Support for vGPU with MIG on Blackwell will begin in 2H 2025.

Device Groups

Device Groups provide an abstraction layer for multi-device virtual hardware provisioning. They enable platforms to assign an optimal set of physically connected devices (e.g., GPUs connected via NVLink or a GPU-NIC pair) as a single logical unit by virtual machines. This abstraction ensures the highest possible performance for workloads that rely on low-latency and high-bandwidth communication between components.

Device groups can be composed of two or more hardware devices that share a common PCIe switch or devices that share a direct interconnect between each other. These groups are automatically detected at the hardware level and surfaces as a single selectable unit. This simplifies virtual hardware assignment, making it easier to configure systems for specific low-latency and high-bandwidth workloads.

Figure 9 Device Groups

Figure 1 illustrates how devices that share a common PCIe switch or a direct GPU interconnect can be automatically discovered and grouped as a device group. On the right side, we can see that although two NICs are connected to the same PCIe switch as the GPU, only one NIC is included in the device group. This is because the NVIDIA driver identifies and exposes only the GPU–NIC pairings that meet the necessary criteria for optimized communication paths. Adjacent NICs that do not satisfy these requirements are excluded.

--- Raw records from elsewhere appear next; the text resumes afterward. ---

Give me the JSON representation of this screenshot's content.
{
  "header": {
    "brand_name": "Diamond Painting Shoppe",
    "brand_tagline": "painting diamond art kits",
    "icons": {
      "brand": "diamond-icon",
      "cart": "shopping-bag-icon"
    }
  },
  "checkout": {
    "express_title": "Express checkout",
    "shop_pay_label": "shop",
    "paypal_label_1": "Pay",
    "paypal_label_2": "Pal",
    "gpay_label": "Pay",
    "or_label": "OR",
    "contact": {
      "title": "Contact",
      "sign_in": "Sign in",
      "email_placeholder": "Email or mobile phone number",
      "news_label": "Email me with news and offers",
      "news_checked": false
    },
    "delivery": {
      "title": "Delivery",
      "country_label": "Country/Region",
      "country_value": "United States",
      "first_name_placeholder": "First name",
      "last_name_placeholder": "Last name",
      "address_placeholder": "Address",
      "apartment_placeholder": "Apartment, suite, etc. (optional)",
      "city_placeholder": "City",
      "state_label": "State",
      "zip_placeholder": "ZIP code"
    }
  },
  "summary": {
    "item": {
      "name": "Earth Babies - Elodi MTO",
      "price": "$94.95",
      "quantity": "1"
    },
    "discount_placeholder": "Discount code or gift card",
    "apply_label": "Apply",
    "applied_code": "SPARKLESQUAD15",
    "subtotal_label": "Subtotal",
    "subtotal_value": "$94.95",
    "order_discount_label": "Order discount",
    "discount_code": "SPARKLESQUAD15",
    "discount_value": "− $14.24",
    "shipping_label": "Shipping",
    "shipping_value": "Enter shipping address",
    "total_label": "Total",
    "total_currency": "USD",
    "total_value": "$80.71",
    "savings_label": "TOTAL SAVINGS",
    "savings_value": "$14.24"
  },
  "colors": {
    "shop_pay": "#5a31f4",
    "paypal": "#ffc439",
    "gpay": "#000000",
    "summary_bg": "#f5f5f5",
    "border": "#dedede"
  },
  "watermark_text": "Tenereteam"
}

Device groups make hardware consumption easier and more reliable, particularly for AI/ML, high-performance computing, and data-intensive workloads that benefit from close coordination between GPUs or between GPUs and NICs. They are useful in cases where:

Multi-GPU or GPU-NIC configurations require direct hardware connection: Device groups ensure that the full set of directly connected components (e.g., NVLink-connected GPUs or GPU-NIC pairs) are assigned together to the VM, enabling low-latency, high-bandwidth communication for performance sensitive workloads.
Topology consistency must be preserved: Unlike manual device assignment, device groups guarantee correct placement across PCIe switches and interconnects, even after reboots or events like live migration.
Operational simplicity and reliability are critical: Device groups eliminate the need for scripting or manual tracking of PCIe topology, reducing the risk of misconfiguration and enabling smarter scheduling through native platform awareness.

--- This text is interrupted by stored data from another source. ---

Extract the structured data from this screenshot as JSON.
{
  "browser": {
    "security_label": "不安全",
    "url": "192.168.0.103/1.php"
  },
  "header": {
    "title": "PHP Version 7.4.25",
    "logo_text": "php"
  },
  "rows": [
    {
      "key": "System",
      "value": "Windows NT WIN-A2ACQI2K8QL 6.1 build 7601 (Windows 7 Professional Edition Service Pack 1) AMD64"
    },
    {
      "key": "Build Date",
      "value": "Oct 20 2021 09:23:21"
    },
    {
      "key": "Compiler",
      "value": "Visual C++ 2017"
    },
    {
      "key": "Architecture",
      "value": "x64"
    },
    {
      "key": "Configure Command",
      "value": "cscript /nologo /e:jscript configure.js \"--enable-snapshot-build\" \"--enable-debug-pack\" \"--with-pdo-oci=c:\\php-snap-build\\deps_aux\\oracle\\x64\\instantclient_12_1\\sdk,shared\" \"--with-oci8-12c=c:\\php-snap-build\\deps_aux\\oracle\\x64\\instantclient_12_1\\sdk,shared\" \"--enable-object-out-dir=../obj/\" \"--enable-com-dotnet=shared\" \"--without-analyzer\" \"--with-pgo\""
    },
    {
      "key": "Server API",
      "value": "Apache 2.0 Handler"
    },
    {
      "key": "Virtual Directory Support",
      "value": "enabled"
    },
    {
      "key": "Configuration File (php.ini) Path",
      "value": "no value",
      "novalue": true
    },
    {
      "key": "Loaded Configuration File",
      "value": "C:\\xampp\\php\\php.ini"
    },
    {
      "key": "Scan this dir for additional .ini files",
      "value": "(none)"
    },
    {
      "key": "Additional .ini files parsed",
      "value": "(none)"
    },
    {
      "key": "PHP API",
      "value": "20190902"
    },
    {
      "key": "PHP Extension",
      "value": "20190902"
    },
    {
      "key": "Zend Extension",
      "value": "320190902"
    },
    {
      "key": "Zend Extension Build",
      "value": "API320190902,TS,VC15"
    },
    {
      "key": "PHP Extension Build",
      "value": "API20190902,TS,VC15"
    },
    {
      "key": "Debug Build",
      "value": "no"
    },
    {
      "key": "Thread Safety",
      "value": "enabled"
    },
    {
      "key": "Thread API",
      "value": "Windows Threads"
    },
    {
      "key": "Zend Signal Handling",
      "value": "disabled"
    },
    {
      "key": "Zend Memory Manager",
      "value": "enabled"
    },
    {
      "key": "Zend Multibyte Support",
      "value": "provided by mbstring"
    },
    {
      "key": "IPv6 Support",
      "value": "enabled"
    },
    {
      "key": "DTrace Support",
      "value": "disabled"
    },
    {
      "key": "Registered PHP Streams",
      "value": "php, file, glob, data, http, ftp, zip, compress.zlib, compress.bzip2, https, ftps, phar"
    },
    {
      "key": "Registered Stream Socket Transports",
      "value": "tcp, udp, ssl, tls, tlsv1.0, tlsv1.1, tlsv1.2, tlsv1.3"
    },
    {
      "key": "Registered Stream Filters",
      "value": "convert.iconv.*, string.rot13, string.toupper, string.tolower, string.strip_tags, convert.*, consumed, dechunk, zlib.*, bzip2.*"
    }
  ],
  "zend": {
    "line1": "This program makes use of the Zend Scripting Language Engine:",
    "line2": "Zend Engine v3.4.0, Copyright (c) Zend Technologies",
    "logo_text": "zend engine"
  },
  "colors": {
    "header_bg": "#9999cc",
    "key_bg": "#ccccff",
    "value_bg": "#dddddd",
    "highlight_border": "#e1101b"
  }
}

Device Groups on VMware vSphere

Device groups were introduced in VMware vSphere 8. They are tightly integrated with VMware vSphere Distributed Resource Scheduler (DRS), allowing VMs to be placed on hosts that meet specific hardware constraints. When a user adds a device group to a VM, it informs DRS that the VM must be placed on a host where the grouped devices exist together. This improves visibility and predictability in VM placement and ensures that performance-critical workloads get the topology they require. Device group assignments persist across host reboots, eliminating the need for reconfiguration or scripting after restart.

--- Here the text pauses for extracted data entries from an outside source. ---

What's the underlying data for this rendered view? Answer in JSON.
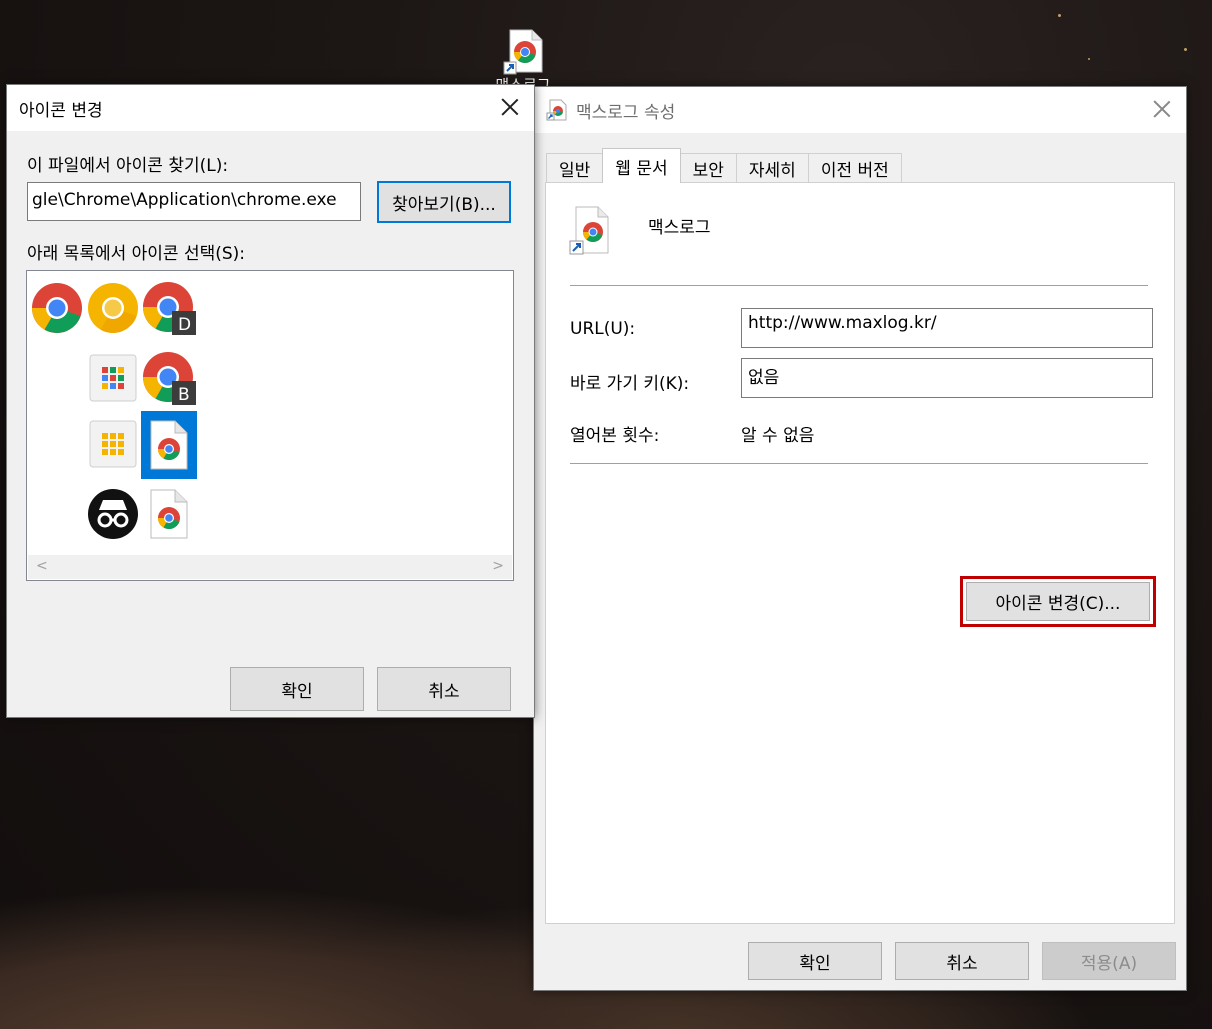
{
  "desktop": {
    "shortcut_label": "맥스로그"
  },
  "properties": {
    "title": "맥스로그 속성",
    "tabs": [
      "일반",
      "웹 문서",
      "보안",
      "자세히",
      "이전 버전"
    ],
    "active_tab": "웹 문서",
    "shortcut_name": "맥스로그",
    "url_label": "URL(U):",
    "url_value": "http://www.maxlog.kr/",
    "hotkey_label": "바로 가기 키(K):",
    "hotkey_value": "없음",
    "visits_label": "열어본 횟수:",
    "visits_value": "알 수 없음",
    "change_icon_button": "아이콘 변경(C)...",
    "ok_button": "확인",
    "cancel_button": "취소",
    "apply_button": "적용(A)",
    "highlight_color": "#c00000"
  },
  "change_icon": {
    "title": "아이콘 변경",
    "find_label": "이 파일에서 아이콘 찾기(L):",
    "path_value": "gle\\Chrome\\Application\\chrome.exe",
    "browse_button": "찾아보기(B)...",
    "list_label": "아래 목록에서 아이콘 선택(S):",
    "icons": [
      "chrome-icon",
      "chrome-canary-icon",
      "chrome-dev-icon",
      "apps-grid-icon",
      "chrome-beta-icon",
      "apps-grid-yellow-icon",
      "chrome-doc-icon",
      "incognito-icon",
      "chrome-doc-icon"
    ],
    "selected_icon": "chrome-doc-icon",
    "ok_button": "확인",
    "cancel_button": "취소",
    "selection_color": "#0078d7"
  }
}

Device groups in VMware vSphere are limited to full physical GPU devices and full-profile time-sliced vGPUs. Multi-Instance GPU (MIG) profiles and MIG-backed vGPUs are not supported. Only VMware vSphere 8 and newer support device groups. They are currently restricted to GPUs and NICs and require specific PCIe topology.

To assign a device group to a VM, Navigate to the VM’s Edit Settings panel in the VMware vSphere Client. Under Add New Device → Other Devices → PCIe Device, you’ll see a list of available individual devices and device groups on the hosts in the cluster. Select the appropriate device group and save the configuration.

Figure 10 Selecting a Device Group

Table 12 Device Groups Compatibility

Hypervisor	vGPU Version	Supported GPUs, vGPUs, and Hypervisor Versions
VMware vSphere	Supported since vGPU 15.0	All GPUs, vGPUs, and Hypervisor Versions supported in VMWare vSphere 8 and later

Footnotes

[1](1,2)

MIG instances cannot be assigned to separate VMs in passthrough mode. Only a single VM can access the entire MIG-enabled GPU.